The discipline of fraud prevention has changed dramatically over the past five years and continues to evolve rapidly. Consequently, former truths about fraud prevention are increasingly becoming outdated myths. In this series of posts, we’re tackling the four most widely circulated myths. Check out the other three parts on fraud insurance, reason codes, and manual overviews.
In this post, we’ll tackle the myth that you should focus on chargeback guarantees, not approval guarantees. That’s a convenient myth for chargeback guarantee companies to anchor on, but you should insist that your vendor guarantee both chargeback rate AND approval rate. Here are four reasons why dispelling the myth matters.
Guarantees and chargebacks are countervailing forces — you need balance
Recently, another vendor in our market wrote, “Certain vendors are promising to consistently deliver an agreed-upon approval rate. However, if you do not have insight into how a provider delivers those approval rates — are they simply taking the hit of greater chargebacks to win your business? Then you have no assurance they are making good decisions.”
That struck us as both ironic and uninformed, since the same could be said in reverse. If your vendor only promises an agreed-upon chargeback rate, couldn’t they be declining risky transactions for which they are liable? Aren’t they then making decisions that are not in your business’ best interest?
Chargebacks and approvals are like the dark and light sides of the force in Star Wars — only in this case, we don’t need Yoda to confirm that balance is required. If a vendor only guarantees chargeback rate, they’re likely declining too many transactions; if they only guarantee approval rate, they’re probably approving more transactions than is optimal. The bottom line is that your vendor must be able to guarantee BOTH rates.
And there should be real consequences for performance misses. Most vendors have clauses that allow them to credit next month’s bill when they fall short of their guarantees, but they keep you locked in your contract. Vendors with confidence in their guarantees will allow you to cancel the contract — they’ll put more on the line.
Focusing only on chargeback rate puts your customer experience at risk
Per the above, when your vendor provides only a chargeback guarantee, their incentive is to decline borderline transactions and reduce liability. Unfortunately, this results in a high rate of false declines — good customer transactions are rejected. In our research, we found that for every dollar lost to fraud, merchants lose almost thirty dollars to false declines — we see this as the invisible cost of the chargeback guarantee.
Moreover, as noted above, a chargeback guarantee is not a very good business model. And so, these vendors often have a policy of fighting every chargeback. Our data shows that about 45% of all chargebacks are good customers making bad decisions. And your vendor will fight them with few channels for communication or recourse. That’s a primary reason you see a lot of negative comments about certain vendors in public forums — you’re putting your customer experience in their hands, and your incentives are not aligned.

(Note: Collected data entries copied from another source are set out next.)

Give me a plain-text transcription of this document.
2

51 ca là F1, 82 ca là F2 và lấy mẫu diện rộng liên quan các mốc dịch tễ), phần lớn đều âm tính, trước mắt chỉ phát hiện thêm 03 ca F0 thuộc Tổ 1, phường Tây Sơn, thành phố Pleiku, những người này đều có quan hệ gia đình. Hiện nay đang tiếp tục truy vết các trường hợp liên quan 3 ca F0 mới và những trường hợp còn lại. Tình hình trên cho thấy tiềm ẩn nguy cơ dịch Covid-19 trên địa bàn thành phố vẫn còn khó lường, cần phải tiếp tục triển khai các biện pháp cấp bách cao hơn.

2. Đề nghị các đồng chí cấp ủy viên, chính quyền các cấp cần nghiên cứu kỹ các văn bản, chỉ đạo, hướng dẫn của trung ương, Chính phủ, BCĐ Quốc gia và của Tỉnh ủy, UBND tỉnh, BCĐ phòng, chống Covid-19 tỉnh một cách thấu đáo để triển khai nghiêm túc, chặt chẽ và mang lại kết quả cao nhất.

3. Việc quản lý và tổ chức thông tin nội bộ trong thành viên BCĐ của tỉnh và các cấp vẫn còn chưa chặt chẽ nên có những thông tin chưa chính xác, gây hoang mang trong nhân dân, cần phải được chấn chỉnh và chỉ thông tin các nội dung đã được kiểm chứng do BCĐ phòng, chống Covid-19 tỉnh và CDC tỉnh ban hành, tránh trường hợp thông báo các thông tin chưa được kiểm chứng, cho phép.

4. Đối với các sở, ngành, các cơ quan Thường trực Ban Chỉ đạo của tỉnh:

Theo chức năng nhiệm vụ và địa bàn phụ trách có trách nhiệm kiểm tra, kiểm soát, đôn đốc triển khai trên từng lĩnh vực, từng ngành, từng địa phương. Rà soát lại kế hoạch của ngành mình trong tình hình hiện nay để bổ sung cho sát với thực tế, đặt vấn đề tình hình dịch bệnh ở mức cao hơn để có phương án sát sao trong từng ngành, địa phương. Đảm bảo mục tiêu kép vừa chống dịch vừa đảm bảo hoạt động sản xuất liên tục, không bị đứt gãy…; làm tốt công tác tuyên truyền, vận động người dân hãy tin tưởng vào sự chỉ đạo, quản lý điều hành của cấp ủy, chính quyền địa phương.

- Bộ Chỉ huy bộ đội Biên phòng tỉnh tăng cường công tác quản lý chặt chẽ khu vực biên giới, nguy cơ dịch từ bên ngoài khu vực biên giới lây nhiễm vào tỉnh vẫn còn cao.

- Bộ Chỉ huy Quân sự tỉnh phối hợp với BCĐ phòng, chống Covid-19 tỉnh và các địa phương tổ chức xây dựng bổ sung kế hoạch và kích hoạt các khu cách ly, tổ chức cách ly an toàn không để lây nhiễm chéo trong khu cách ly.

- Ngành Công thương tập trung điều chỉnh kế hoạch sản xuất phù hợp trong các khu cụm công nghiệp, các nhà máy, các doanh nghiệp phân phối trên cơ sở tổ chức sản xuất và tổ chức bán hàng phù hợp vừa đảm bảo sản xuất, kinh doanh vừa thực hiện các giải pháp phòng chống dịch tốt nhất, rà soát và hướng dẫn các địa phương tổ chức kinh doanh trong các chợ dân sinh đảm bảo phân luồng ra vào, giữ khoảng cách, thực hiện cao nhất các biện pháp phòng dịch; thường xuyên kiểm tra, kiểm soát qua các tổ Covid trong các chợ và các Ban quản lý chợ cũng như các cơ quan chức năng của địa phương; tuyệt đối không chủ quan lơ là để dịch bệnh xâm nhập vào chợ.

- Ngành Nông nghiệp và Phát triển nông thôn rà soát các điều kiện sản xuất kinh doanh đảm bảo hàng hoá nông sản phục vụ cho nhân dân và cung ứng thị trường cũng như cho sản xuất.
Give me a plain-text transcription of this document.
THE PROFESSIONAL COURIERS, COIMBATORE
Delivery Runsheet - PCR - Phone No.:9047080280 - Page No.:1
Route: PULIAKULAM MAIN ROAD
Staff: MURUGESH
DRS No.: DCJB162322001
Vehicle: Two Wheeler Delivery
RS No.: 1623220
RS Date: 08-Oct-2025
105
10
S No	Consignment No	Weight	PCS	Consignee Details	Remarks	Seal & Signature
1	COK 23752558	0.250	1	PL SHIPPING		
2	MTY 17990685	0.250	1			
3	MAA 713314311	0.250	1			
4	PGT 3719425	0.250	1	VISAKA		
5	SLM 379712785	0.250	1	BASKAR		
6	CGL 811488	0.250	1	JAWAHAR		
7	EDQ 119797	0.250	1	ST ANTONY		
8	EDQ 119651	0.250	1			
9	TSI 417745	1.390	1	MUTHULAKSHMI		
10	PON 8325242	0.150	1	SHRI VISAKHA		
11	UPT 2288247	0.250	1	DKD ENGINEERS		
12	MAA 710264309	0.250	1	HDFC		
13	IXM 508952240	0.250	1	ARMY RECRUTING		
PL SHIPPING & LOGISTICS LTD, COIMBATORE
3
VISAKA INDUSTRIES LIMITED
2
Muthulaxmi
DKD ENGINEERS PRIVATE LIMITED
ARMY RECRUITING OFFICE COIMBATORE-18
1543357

Approval rate enables expansion into new markets
When you focus only on chargeback rate, entering new markets is far more challenging. An incumbent vendor will be stringent in applying rules and reviews to limit their exposure. Thus, new customers are five to seven times more likely to have their transaction rejected than existing customers.
Instead of capturing more lifetime value, you’re shedding those customers to competitors — our research shows that 40% of new customers that have transactions rejected will never shop with you again. That’s where Forter’s Trust Platform can help reduce false declines and chargebacks by up to 90%, approving transactions and improving the customer experience.
» Learn how you can improve customer experience, reduce false declines and chargebacks
As you consider expanding your reach to new demographics, geographies, and more, the ideal would be to tap into a network that already knows the vast majority of customers in a market. Rather than rely on rules, you can rely on real experiences. If a vendor can tell you that there is a 96% chance that they have seen any identity that intends to buy from you in a given market … well, you can understand how they can guarantee both chargeback and approval rates.
Approval rate transforms the impact of the Fraud team
This has been the recurring thread across this four-part series. Vendors that lead with chargeback guarantees keep the Fraud team in their current lane. After all, there’s no doubt that the Fraud team owns chargeback rate.
But what if the Fraud team could materially move the needle on approval rate? That includes optimizing the use of Secure Consumer Authentication to drive fewer failures and abandons and increase conversions. It means improving bank authorization rates to complete more transactions. In our experience, Fraud teams that focus on these changes deliver tens of millions (even hundreds of millions) of incremental revenue to their business. Those teams get noticed, they get resourced, and they get promoted.
Some vendors lead with chargeback guarantees because they do not have the ability to guarantee approval rate. In doing so, they’re keeping the Fraud team in their current lane. Driving down chargeback rates is critical, but driving up approval rates simultaneously is transformational. We work with fraud leaders committed to breaking out of their lane to have a more significant impact on their business.